Then my mom asked me to make a quilt for her charity - Grandmothers to Grandmothers - so I invited a few women to help me; to make it a community quilt. Many of the women I asked said they would love to help out a great cause but they "don't have a sewing machine", "don't know how to sew," or were "hopeless at making things". Now this didn't really bother me - I can make the quilt by myself - I was just surprised and kind of depressed that these wonderful creative and intelligent women don't sew. How do they hem pants, I wondered, or fix a torn seam? Most of my friends love fashion and are snappy dressers, so why don’t we sew our own clothes? For all we wax poetic about the environment and sustainability, about re-use, reduce, re-purpose, re-cycle, about changing our thinking to save our planet, only about 10% of my friends own a sewing machine! This shocked me.

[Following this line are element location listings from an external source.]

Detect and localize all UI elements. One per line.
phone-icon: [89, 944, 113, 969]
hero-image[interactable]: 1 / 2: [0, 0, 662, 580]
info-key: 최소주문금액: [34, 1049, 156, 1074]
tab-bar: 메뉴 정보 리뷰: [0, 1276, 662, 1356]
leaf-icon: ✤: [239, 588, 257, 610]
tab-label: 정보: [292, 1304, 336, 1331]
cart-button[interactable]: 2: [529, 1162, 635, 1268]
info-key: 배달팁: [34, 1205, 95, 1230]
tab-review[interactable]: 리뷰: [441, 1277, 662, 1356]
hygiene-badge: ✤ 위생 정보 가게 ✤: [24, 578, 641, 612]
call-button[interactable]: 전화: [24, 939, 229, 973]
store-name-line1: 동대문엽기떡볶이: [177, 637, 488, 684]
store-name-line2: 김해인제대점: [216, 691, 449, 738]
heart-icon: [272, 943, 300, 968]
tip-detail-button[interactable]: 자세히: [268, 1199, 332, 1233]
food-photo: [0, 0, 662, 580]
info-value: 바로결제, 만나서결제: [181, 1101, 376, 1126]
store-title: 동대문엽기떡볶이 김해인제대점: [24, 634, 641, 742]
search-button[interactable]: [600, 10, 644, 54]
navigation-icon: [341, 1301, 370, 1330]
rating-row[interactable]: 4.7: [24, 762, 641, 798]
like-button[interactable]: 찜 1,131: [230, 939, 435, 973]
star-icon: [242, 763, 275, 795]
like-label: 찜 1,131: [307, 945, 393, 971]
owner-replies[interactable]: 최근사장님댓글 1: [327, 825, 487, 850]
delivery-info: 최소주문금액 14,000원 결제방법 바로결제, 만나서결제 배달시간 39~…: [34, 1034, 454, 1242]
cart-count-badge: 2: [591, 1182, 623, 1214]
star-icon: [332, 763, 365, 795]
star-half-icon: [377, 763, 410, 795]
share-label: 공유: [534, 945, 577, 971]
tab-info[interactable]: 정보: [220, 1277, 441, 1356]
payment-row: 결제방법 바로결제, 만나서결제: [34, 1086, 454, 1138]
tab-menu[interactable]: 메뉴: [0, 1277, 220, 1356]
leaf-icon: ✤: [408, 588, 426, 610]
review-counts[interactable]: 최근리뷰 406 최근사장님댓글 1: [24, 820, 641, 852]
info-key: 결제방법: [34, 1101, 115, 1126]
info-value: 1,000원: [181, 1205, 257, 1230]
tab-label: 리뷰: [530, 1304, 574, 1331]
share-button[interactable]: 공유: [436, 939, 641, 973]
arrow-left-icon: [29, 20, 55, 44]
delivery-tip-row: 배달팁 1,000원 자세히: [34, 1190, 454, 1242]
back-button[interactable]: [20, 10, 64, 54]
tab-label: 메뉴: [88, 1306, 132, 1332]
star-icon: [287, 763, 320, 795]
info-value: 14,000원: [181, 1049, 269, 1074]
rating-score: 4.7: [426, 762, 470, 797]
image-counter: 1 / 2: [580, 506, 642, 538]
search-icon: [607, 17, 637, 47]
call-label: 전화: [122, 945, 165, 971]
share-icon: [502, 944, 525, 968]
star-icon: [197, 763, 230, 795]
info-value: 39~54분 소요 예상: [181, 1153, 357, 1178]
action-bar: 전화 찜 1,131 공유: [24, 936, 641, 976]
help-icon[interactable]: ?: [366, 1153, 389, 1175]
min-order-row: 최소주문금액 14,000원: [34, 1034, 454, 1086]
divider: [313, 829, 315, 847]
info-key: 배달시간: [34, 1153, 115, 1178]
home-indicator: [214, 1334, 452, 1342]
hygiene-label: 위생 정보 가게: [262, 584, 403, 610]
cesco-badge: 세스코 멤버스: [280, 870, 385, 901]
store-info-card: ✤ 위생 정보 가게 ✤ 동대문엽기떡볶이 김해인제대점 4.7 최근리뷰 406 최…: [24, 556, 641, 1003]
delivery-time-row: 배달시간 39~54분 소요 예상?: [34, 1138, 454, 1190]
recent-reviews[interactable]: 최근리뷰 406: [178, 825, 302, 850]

Then a Facebook friend invited me into a kind of “I’ll make you something/Pay it Forward” challenge, which of course I accepted. I think I’ll make some re-usable grocery bags – there are many patterns online. This got me thinking: we don’t make things anymore. We don’t even fix things. Many of us rarely cook.
I remember watching my mother darn socks. I understand the theory of darning socks, but I’ve never actually done it. Have you? Has anyone you know under the age of 50 ever darned a sock? When my socks get a hole, I throw them into the rag bag, from whence they often end up in the trash. A lucky sock might go to a rag dealer via a charity bin and thence to an industrial rag maker – a recycling of sorts, if a somewhat ignoble one.
My mother and my grandmothers all knitted and crocheted and sewed, not because it was trendy (as knitting has of late become) but out of necessity and a sense of purpose and thrift. My mother sewed her own wedding dress for crying out loud! My mother-in-law, a formidable knitter still, also dabbled in furniture making.
It’s not just women and “women’s work” of course. Those traditional men’s hobbies/responsibilities: building a table or birdhouse, tuning the car, installing a light switch have also fallen into memory. My husband is handy, as are my brother’s in law in their own ways, but many men don’t even own a hammer these days. How can they live?
Then there are the foods we no longer make – preserves, jams, jellies, pickles – my mom made all of these back in the day (so did my dad believe it or not). Cookies and cakes now come from Safeway, or maybe from a mix. Juice comes from a can, candy from a machine. Dinner, for many, is prepared with a telephone.
So thus, this blog. I’m going to challenge myself and my friends and readers to make stuff – hand made stuff – on a regular basis. I’m going to try to make one thing a week. I’m also challenging myself and others to make things we would normally buy – food included – hence a few minutes ago, I made myself an iced coffee. So it begins.